2) iOS: Podcasts: Dynamic Text in Search Tab

  1. In Settings > Accessibility > Display & Text Size, enable larger text and set to maximum size

  2. Launch Podcasts
  3. Verify all text (titles, headers, etc.) font size has adjusted consistently

  4. Set text size to minimum and repeat step 3
  5. Reset text size to default and verify all text returns to normal

3) iOS: Podcasts: Button Shapes across app

Expected Result: When Testing button shapes- we want to make sure that all text (not emojis or glyphs) get underlined if they are NOT inside of a button shape already. If the text is already within a button shape, it is a bug!

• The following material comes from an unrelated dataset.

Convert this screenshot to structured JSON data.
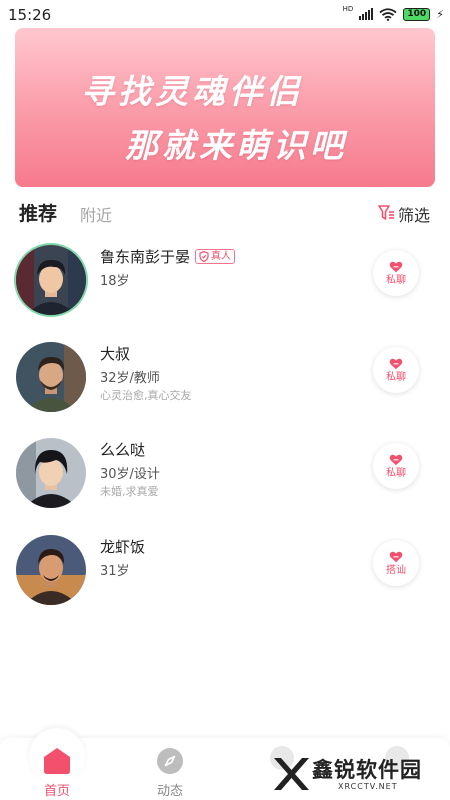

Figure 2: Three samples of manual accessibility test cases that AXNav can interpret and replay, from an internal regression testing database of manual tests. These tests validate the accessibility features of VoiceOver, Dynamic Type, and Button Shapes. Testing instructions typically consist of a title containing the app and feature under test, and a set of manual test instructions in natural language. The tests may also contain expected result descriptions. Some tests have specific, low-level instructions (1,2) and others give only a high-level instruction (3).
UI Nav
Figure 3: Planning and replanning workflow of AXNav's LLM-Based Multi-Agent Planner. The planner agent creates a tentative plan to navigate the app, and AXNav steps through the plan using tools to act on the UI, including interacting through VoiceOver's accessibility service. The Evaluation agent determines whether each action succeeds and replans if necessary. AX Nav continues executing steps until the tentative plan is complete.